PyCon 2016 in Portland, Or
hills next to breadcrumb illustration

Monday 5:10 p.m.–5:40 p.m.

Let's read code: the requests library

Susan Tan

Audience level:
Intermediate
Category:
Best Practices & Patterns

Description

Imagine you’re a new engineer at a workplace who has to learn a new unfamiliar codebase. After you acquire a copy of the repo, what is your next step? How do you dissect a new unfamiliar codebase to understand its inner workings? Come see a guided walkthrough of reading the widely used python-requests project, which gets over 18,000 downloads per day and powers many of the world’s REST-based APIs.

Abstract

I. This is the front-page example code that demonstrates the python-requests library.

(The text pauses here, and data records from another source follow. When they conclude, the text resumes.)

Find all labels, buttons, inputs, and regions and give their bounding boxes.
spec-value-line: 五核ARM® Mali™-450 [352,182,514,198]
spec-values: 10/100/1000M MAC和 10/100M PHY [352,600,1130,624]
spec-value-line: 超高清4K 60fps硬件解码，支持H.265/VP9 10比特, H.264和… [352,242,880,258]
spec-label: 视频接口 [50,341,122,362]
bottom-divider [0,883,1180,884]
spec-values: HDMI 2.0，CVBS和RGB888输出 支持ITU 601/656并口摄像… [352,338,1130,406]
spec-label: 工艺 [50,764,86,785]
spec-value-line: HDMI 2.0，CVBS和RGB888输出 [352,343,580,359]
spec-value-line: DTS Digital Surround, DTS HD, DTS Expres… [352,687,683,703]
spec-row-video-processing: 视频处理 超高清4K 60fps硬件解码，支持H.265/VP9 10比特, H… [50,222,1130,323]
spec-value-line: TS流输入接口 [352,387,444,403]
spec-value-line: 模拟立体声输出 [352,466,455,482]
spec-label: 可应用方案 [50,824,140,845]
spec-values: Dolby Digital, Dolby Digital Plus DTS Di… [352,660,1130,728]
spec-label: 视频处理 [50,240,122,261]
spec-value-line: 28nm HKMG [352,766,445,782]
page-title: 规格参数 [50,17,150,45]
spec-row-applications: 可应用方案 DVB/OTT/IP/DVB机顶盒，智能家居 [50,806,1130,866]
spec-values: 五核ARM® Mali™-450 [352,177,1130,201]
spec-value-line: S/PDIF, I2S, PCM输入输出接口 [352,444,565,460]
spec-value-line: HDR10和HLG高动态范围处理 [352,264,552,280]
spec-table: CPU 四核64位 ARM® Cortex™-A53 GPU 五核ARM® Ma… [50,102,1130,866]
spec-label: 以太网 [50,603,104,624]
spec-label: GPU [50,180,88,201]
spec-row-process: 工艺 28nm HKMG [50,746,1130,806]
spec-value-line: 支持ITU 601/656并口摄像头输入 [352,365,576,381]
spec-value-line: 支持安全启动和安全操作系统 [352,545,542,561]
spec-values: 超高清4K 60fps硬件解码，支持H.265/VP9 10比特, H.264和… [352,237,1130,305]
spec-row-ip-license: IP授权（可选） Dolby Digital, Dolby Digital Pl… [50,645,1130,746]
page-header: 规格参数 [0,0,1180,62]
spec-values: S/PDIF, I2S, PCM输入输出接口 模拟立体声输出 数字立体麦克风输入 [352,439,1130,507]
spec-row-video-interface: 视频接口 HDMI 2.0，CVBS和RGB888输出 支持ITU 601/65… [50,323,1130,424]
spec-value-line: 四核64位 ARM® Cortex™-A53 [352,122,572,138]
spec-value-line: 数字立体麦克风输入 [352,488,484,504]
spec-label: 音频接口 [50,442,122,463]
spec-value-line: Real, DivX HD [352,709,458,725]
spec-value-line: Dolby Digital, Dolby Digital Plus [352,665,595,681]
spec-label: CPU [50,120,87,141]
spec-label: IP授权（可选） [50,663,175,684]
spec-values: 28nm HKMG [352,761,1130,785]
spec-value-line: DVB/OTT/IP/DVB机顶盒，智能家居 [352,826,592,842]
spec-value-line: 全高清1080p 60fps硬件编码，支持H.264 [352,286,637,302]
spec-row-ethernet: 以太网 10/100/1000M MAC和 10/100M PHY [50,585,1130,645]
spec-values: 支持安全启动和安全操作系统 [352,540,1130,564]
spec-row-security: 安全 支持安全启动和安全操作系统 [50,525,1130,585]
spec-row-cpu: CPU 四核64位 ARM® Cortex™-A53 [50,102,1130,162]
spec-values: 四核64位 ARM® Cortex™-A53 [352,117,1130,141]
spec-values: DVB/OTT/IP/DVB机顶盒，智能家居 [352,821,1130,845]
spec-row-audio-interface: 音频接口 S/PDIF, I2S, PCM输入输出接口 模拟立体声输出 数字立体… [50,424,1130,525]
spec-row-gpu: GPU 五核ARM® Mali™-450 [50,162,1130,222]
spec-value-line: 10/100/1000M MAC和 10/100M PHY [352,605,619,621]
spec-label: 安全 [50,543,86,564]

The rest of the next 30 minutes is a live walkthrough of the python-requests codebase to see how this is all implemented underneath the hood. # r = requests.get('https://api.github.com/user', auth=('user', 'pass')) # r.status_code 200 # r.headers['content-type'] 'application/json; charset=utf8' # r.encoding 'utf-8' # r.text u'{"type":"User"...' # r.json() {u'private_gists': 419, u'total_private_repos': 77, …} II. How to set up the local dev environment to quickly navigate a code base. III. Time to open up directories and files. We’ll briefly explore aspects of the codebase and construct a working model of the different components of the python-requests library. IV. How does the requests library make use of & access code from its upstream repos urllib3 and chardet? VI. Summary of how "requests.get('https://api.github.com/user', auth=('user', 'pass’))” works Come learn strategies on how to read new and unfamiliar code bases. We'll read through sections of the python-requests library as a case study to trace the lifecycle of a HTTP request from beginning to end.